At this point in the story, Elijah tests her faith. He promises her a miracle, telling her that she and her son don’t have to die. But while this tests her faith, Elijah isn’t a jerk about it. He scales back his initial request, asking only for “a small loaf,” and then immediately reassures her that if she does this, she and her son will be provided for, in perpetuity. He doesn’t test her hospitality and then reward her with this miraculous provision only after she passes that test. And Elijah doesn’t threaten her the way he often threatens the rich and the powerful in other stories. He says “Bring me what little bread you can manage and I will make sure you and your child can survive,” not “Give me the last of your bread, or else I will let you and your son die.”
(He also never at any point compares her or her child to “dogs,” so Elijah comes across a bit better here than the protagonist of the other famous Bible story involving a desperate Phoenician widow.)
This is an important Bible story because hospitality is an important thing. Hospitality is an important moral duty.
But hospitality is also a contingent duty. In this story, the widow was obliged to provide water for Elijah because she was able to do so. But she was not obliged to starve her own son in order to provide bread for Elijah. She had no bread and therefore no obligation to share it.
The duty of hospitality, in other words, can never be made into a weapon used to force someone to give what they cannot give. The duty to share applies only to those who are able to share.
It would be cruel, monstrous, and absurd to suggest that a poor widow without bread had a moral duty to provide bread for Elijah. The story presents her initial hospitality — sharing water — as evidence that she is a good person. Her refusal to share bread she does not have is not presented as evidence that she is a bad person. The story and Elijah himself do not condemn her for that.
Once the widow of Zarephath becomes both the recipient of and the conduit for miraculous divine providence, she’s presented as more than merely a decent person fulfilling her bare-minimum moral duty. She goes beyond mere moral duty to engage in a heroic, supererogatory form of generosity and hospitality, one that is not and cannot be expected, required, or mandated. She is rewarded for that supererogatory goodness by Miracle No. 4, when Elijah raises her son from the dead.

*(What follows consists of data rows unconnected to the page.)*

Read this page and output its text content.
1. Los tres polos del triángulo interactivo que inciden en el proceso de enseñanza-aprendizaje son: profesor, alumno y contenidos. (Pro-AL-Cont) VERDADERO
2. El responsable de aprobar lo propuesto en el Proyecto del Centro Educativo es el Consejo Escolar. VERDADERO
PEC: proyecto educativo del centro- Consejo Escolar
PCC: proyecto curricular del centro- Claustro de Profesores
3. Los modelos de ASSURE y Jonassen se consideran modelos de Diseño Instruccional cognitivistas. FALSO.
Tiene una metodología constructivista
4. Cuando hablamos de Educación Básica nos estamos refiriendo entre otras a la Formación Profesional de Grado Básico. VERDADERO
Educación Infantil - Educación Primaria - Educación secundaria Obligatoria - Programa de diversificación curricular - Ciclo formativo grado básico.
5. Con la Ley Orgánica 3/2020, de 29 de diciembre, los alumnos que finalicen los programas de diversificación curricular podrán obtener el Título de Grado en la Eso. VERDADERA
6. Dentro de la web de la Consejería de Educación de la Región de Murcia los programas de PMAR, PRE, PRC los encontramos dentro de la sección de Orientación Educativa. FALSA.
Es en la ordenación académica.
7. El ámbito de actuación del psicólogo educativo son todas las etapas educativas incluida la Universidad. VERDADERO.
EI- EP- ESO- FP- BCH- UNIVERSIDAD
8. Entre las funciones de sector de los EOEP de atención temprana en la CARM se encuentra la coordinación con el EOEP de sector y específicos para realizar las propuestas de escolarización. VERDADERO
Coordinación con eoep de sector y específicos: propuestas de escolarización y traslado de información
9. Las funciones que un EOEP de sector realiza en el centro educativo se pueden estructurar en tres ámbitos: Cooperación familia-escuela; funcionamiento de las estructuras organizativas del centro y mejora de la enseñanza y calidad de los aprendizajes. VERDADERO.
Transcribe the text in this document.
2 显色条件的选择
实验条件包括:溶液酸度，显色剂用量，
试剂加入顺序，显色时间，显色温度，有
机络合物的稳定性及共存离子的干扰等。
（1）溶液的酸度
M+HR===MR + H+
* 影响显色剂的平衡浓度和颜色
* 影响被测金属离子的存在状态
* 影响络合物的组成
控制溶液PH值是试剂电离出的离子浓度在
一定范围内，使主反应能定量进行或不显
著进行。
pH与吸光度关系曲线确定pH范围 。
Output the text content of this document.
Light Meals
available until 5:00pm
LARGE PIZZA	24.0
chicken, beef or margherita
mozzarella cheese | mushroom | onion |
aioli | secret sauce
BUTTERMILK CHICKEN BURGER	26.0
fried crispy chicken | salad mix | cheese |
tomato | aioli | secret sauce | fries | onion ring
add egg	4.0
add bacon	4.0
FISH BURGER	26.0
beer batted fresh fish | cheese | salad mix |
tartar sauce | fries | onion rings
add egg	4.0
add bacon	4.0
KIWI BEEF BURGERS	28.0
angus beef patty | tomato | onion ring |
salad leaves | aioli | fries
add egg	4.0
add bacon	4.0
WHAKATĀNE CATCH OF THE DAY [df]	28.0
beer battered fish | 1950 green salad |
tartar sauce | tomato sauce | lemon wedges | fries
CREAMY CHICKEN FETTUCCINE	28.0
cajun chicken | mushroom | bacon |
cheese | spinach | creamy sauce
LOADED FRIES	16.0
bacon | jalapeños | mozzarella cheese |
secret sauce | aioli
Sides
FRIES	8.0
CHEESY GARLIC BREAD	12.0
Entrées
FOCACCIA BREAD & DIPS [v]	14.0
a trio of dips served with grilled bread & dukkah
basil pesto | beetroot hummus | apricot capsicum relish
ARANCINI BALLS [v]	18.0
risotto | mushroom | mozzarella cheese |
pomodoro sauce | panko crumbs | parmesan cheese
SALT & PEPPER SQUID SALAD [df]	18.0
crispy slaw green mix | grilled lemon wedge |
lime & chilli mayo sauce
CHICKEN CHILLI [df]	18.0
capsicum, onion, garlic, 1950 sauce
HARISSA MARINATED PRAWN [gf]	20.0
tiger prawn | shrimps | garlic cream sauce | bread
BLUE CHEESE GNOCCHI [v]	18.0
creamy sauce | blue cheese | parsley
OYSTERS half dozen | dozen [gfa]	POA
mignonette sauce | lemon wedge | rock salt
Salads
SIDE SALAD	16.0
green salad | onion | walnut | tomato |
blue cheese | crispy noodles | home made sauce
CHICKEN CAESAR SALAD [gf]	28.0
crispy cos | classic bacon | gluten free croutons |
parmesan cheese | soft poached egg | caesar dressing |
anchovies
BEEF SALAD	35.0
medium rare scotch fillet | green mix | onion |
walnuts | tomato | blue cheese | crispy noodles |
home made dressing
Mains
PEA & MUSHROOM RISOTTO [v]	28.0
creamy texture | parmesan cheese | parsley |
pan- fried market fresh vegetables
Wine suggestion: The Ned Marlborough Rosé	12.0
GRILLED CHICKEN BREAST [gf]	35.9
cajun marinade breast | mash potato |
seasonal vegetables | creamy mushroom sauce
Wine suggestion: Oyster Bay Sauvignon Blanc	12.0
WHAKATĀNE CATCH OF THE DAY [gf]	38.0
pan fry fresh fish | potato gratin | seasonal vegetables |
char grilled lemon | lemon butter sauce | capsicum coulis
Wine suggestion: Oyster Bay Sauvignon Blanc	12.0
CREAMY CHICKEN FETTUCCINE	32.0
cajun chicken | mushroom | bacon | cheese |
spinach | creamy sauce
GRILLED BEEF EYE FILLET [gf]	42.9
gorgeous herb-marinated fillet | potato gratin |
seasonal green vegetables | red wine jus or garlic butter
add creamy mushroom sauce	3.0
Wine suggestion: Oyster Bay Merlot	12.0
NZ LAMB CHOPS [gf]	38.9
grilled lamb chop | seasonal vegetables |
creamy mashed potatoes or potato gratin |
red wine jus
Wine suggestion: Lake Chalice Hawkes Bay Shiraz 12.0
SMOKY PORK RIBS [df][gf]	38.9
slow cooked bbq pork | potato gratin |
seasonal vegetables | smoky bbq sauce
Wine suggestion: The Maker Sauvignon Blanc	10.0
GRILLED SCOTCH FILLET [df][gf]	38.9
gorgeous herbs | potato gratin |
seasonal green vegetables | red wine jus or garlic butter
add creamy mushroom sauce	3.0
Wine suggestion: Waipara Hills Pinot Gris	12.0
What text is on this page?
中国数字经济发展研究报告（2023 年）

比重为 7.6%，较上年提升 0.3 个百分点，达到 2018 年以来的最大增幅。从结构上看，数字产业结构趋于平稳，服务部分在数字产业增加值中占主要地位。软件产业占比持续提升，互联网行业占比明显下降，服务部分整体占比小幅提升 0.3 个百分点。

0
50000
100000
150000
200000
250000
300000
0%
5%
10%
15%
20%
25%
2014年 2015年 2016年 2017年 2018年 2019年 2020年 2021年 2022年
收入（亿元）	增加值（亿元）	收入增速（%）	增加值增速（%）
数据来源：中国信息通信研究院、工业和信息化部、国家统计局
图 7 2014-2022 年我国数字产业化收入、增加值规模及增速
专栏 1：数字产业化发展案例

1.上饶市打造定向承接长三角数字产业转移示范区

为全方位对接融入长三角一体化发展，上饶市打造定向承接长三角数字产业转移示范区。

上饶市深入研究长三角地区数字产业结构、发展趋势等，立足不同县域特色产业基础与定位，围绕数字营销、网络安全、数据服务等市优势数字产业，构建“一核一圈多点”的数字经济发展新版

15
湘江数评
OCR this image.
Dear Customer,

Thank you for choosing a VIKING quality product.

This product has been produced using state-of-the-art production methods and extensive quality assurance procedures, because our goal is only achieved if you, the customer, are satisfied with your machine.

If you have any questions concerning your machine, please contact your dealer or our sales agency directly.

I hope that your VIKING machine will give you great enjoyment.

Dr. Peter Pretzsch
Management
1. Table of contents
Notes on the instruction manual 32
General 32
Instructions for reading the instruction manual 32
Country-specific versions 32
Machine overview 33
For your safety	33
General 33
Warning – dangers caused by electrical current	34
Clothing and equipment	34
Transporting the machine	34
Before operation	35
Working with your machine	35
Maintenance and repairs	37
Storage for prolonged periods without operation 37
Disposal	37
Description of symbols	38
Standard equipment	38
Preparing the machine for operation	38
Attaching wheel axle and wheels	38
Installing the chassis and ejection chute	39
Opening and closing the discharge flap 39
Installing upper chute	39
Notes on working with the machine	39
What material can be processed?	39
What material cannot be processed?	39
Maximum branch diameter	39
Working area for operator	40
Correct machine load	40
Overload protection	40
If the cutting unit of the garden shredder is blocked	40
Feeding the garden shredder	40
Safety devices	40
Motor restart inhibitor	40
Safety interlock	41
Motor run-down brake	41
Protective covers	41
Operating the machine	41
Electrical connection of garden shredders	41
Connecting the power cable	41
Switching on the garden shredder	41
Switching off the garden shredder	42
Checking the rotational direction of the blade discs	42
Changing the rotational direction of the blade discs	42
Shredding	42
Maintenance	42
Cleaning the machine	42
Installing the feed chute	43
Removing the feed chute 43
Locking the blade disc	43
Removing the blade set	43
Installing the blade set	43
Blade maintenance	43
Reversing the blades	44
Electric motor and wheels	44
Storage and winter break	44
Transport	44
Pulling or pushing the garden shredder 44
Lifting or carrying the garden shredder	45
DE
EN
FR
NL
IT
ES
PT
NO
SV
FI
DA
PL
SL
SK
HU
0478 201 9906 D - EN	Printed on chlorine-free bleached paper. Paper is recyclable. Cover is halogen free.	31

All those miracles — those exceptional acts of divine intervention — make it a bit trickier for us to seek ethical guidance from this story. We can’t presume miraculous intervention when trying to decide what the right thing to do should be any more than we can presume to direct the ravens to bring meat and bread to the hungry.
But I think this story helps us to understand the moral obligation of hospitality and the limits of that obligation. Hospitality is always a Good Thing, but we cannot insist that it is a mandatory thing for those unable to provide it. If we find ourselves chastising a starving mother for inhospitality because she has no bread left to share, we’re doing something wrong — something both incorrect and immoral.
Hospitality toward the poor is a duty. Demanding hospitality from the poor is tying up heavy burdens hard to bear and laying them on the shoulders of the powerless. Insisting on a duty of hospitality from those unable to provide it takes us away from the territory of the story of Elijah and the Widow of Zarephath and into the territory of the story a few chapters later of Ahab and Naboth’s vineyard. It’s not morality; it’s an abomination.